Stark County was a raw, windy corner of the Great Plains that had been losing population for half a century, bitterly cold in winter, hot and dry in the summer, with nothing much in the way of diversion for a rich man.
Now his mansion was burning down.
Everybody in town would know about the fire; even with the thunderstorm coming through, a half-hundred souls had come out to take a look at it.
When Buffalo Ridge became a state park, Judd had donated two hundred acres of prairie, which had been expansively appraised and provided a nice tax deduction. As part of the deal, the state built an approach road to the top of the hill, where an observation platform was built, so tourists could look at the park's buffalo herd. Judd's driveway came off the road. The way the locals figured it, he not only got a tax deduction for donating two hundred acres of unfarmable rock, he also got the state to maintain his driveway, and plow it in the winter.
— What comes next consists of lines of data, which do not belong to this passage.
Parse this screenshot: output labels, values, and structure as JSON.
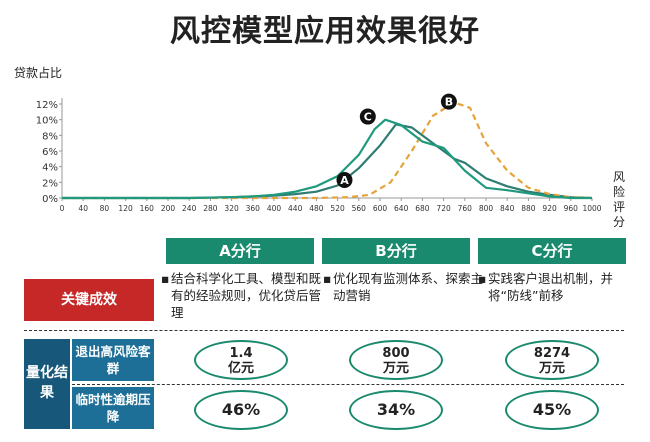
{
  "title": "风控模型应用效果很好",
  "chart_data": {
    "type": "line",
    "ylabel": "贷款占比",
    "xlabel": "风险评分",
    "xlim": [
      0,
      1000
    ],
    "ylim": [
      0,
      12
    ],
    "x_ticks": [
      "0",
      "40",
      "80",
      "120",
      "160",
      "200",
      "240",
      "280",
      "320",
      "360",
      "400",
      "440",
      "480",
      "520",
      "560",
      "600",
      "640",
      "680",
      "720",
      "760",
      "800",
      "840",
      "880",
      "920",
      "960",
      "1000"
    ],
    "y_ticks": [
      "0%",
      "2%",
      "4%",
      "6%",
      "8%",
      "10%",
      "12%"
    ],
    "series": [
      {
        "name": "A",
        "color": "#2e7d73",
        "dashed": false,
        "x": [
          0,
          240,
          320,
          400,
          440,
          480,
          520,
          560,
          600,
          630,
          660,
          700,
          740,
          760,
          800,
          840,
          880,
          920,
          960,
          1000
        ],
        "y": [
          0,
          0,
          0.1,
          0.3,
          0.5,
          0.8,
          1.6,
          3.8,
          6.7,
          9.4,
          9.0,
          7.0,
          5.0,
          4.5,
          2.5,
          1.5,
          0.8,
          0.4,
          0.1,
          0
        ]
      },
      {
        "name": "B",
        "color": "#e6a23c",
        "dashed": true,
        "x": [
          0,
          480,
          540,
          580,
          620,
          660,
          700,
          740,
          770,
          800,
          840,
          880,
          920,
          960,
          1000
        ],
        "y": [
          0,
          0,
          0.1,
          0.4,
          2.0,
          6.0,
          10.5,
          12.2,
          11.5,
          7.0,
          3.5,
          1.3,
          0.5,
          0.1,
          0
        ]
      },
      {
        "name": "C",
        "color": "#1f9a7e",
        "dashed": false,
        "x": [
          0,
          240,
          320,
          360,
          400,
          440,
          480,
          520,
          560,
          590,
          610,
          640,
          680,
          720,
          760,
          800,
          840,
          880,
          920,
          960,
          1000
        ],
        "y": [
          0,
          0,
          0.1,
          0.2,
          0.4,
          0.8,
          1.5,
          2.8,
          5.5,
          8.8,
          10.0,
          9.3,
          7.2,
          6.4,
          3.5,
          1.3,
          1.0,
          0.6,
          0.2,
          0,
          0
        ]
      }
    ],
    "markers": [
      {
        "label": "A",
        "x": 533,
        "y": 2.3
      },
      {
        "label": "C",
        "x": 577,
        "y": 10.4
      },
      {
        "label": "B",
        "x": 730,
        "y": 12.3
      }
    ]
  },
  "branches": [
    {
      "name": "A分行",
      "desc": "结合科学化工具、模型和既有的经验规则，优化贷后管理",
      "m1": "1.4\n亿元",
      "m2": "46%"
    },
    {
      "name": "B分行",
      "desc": "优化现有监测体系、探索主动营销",
      "m1": "800\n万元",
      "m2": "34%"
    },
    {
      "name": "C分行",
      "desc": "实践客户退出机制，并将“防线”前移",
      "m1": "8274\n万元",
      "m2": "45%"
    }
  ],
  "bullet": "▪",
  "key_effect": "关键成效",
  "quant_result": "量化结果",
  "metric1": "退出高风险客群",
  "metric2": "临时性逾期压降"
}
Virgil had been to the park a dozen times, and knew his way in, threading past a line of cars and trucks pulled to the edge of County Road 8. A sheriff's squad car blocked the park road up the hill, and a crowd of gawkers stood just below it. Even from a half mile away, the fire looked enormous. He eased the truck past the rubberneckers and up to the squad. A cop in a slicker walked up and Virgil rolled down the window and said, "Virgil Flowers, BCA. Is Stryker up there?"
"Hey, heard you were coming," the cop said. "I'm Little Curly. Yeah, he's up there. Let me get my car out of the way."
"What about Judd?"
Little Curly shook his head: "From what I hear, they can't find him. His housekeeper says he was up there this afternoon. He's senile and don't drive himself anymore…so he might still be in there."
"Burning pretty good," Virgil observed.
"It's a fuckin' tornado," Little Curly said. He walked back to his car, climbed into the driver's seat, and pulled it through the fence. A woman with a beer can in her hand flipped back her rain-suit hood and peered through the driver's-side window at Virgil. She was dark-haired, dark-eyed, and good-looking, and she grinned at him and twiddled the fingers on her beer-free hand. Virgil grinned back, gave her a thumbs-up, and went on by Little Curly's car and followed the blacktop up the hill.
At the house, the first thing he noticed was that the firefighters weren't fighting the fire. No point. The rain meant that the fire wasn't going anywhere, and when Little Curly called it a tornado, he hadn't been joking. Throwing a few tons of foam on the burning house would have been a waste of good foam.
The cop cars were parked behind the fire trucks, and Virgil moved into last place. He unbelted, knelt on the seat, and dug his rain suit out of the gear bag in the back. The suit had been made for October muskie fishing and New England sailing; not much got through it. He pulled it on, climbed out of the truck.
The sheriff's name was Jimmy Stryker, whom Virgil had more or less known since Stryker had pitched for the Bluestem Whippets in high school; but everybody on the hill was an anonymous clump of waterproofed nylon, and Virgil had to ask three times before he found him.
"THAT YOU, JIMMY?"
Stryker turned. He was a tall man, square-chinned, with pale hair and hard jade-green eyes. Like most prairie males, he was weather-burnt and wore cowboy boots. "That you, Virgil?"
"Yeah. What happened?"
Stryker turned back to the fire. "Don't know. I was down in my house, and one minute I looked out the window and didn't see anything, and the next minute, I heard the siren going, looked out the window, and there it was. We got a guy who was driving through town, saw it happen: he said it just exploded."